On the other end of the floor, Brazilian point guard Marcelo Huertas was almost as brilliant as Scola. Huertas wasn’t dishing out assists like he did in the first half against the U.S. last week, but rather was getting to the rim off high screen-and-rolls. He also hit a few pull-up threes when the Argentine defenders backed off, finishing with 32 points on 10-for-16 shooting.
It was a ridiculously efficient game overall, with the two teams combining to shoot 56 percent from the field and score 182 points on 131 possessions, which translates to 139 points per 100. As a reference, the overall efficiency of the tournament before Tuesday’s games was about 105 points per 100 possessions.
So Argentina will play Lithuania on Thursday, with the winner playing the winner of the USA-Russia game in the semifinals. Argentina and the U.S. are both strong favorites to win those games, of course. And there’s no doubt that, with the Americans lacking interior defense, Scola and crew would definitely be a serious threat to knock them off.
- Leandro Barbosa loves the long ball. Nine of his 14 shots in this game were from 3-point range, and he kept Brazil in it at times by hitting five of those nine. But Barbosa picked up his third foul on a charge with 2:18 left to go in the second quarter, and he didn’t return until there was 1:07 left in the third.
- I imagine that with his two big performances in this tournament (last Monday against the U.S. and tonight against Argentina), Huertas opened the eyes of some decision-makers around the NBA. He helped Caja Laboral to the ACB (Spanish league) title last season and, according to my new friend PlanetGornik, the 27 year old Huertas is under contract for two more years.
- I’ve written this before, but it’s amazing how much better of a player Carlos Delfino is with his national team. With Manu Ginobili resting this summer, Delfino is his team’s only real perimeter scorer. And when he’s playing well, Delfino (a 40 percent shooter from 3-point range over his five NBA seasons) can really take advantage of the shorter arc. He was 4-for-7 from downtown on Tuesday.

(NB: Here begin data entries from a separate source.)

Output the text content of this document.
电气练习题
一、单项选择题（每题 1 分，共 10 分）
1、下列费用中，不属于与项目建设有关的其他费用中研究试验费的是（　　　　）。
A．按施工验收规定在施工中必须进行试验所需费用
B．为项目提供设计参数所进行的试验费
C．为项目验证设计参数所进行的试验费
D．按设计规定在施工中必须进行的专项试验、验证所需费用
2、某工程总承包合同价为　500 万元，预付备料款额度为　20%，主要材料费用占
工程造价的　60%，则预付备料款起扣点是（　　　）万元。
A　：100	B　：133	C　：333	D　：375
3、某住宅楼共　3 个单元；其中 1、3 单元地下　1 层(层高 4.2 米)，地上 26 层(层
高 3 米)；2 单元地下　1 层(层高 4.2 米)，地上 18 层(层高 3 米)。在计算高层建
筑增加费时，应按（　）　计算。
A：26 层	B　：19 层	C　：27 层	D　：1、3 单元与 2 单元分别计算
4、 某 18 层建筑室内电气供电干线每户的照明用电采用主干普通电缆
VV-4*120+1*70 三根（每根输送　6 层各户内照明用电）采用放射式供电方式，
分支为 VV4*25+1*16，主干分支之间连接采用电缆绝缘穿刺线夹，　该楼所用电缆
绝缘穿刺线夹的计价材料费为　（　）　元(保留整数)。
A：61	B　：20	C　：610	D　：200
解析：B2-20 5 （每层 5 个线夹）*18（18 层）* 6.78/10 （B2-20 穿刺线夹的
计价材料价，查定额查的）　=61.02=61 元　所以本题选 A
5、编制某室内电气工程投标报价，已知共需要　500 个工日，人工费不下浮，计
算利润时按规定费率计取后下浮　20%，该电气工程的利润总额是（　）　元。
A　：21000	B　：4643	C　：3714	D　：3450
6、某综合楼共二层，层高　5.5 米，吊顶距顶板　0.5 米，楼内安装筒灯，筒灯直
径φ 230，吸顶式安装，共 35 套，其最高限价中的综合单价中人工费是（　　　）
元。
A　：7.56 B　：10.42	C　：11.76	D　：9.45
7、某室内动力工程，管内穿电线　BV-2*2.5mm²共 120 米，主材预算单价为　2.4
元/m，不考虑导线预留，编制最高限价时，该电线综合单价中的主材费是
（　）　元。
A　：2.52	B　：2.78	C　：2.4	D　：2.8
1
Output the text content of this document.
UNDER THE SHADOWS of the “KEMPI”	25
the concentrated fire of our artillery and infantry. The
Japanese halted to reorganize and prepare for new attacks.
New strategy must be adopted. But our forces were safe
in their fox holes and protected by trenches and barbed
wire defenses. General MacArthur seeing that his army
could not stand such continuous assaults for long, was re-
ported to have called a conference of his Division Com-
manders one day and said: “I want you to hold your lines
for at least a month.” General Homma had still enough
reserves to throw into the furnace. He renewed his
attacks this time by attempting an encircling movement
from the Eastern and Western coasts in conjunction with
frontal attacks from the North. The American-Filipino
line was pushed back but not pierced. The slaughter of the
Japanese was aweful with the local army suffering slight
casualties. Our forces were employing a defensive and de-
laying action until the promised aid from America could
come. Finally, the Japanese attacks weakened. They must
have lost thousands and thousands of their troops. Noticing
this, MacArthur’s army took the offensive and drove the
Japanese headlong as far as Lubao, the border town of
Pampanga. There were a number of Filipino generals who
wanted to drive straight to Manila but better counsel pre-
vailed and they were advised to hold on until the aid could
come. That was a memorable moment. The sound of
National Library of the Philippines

- It was interesting to see Argentina coach Sergio Hernandez make offense-defense substitutions at point guard throughout the first half, bringing in Luis Cequeira for Prigioni if there was a dead ball before a defensive possessions. Cequeria was a bit of a pest for Huertas, but his aggressiveness got him in trouble at times. It allowed the Brazilian bigs to screen him easily, and he gave Brazil a few free points by fouling on the perimeter in bonus situations.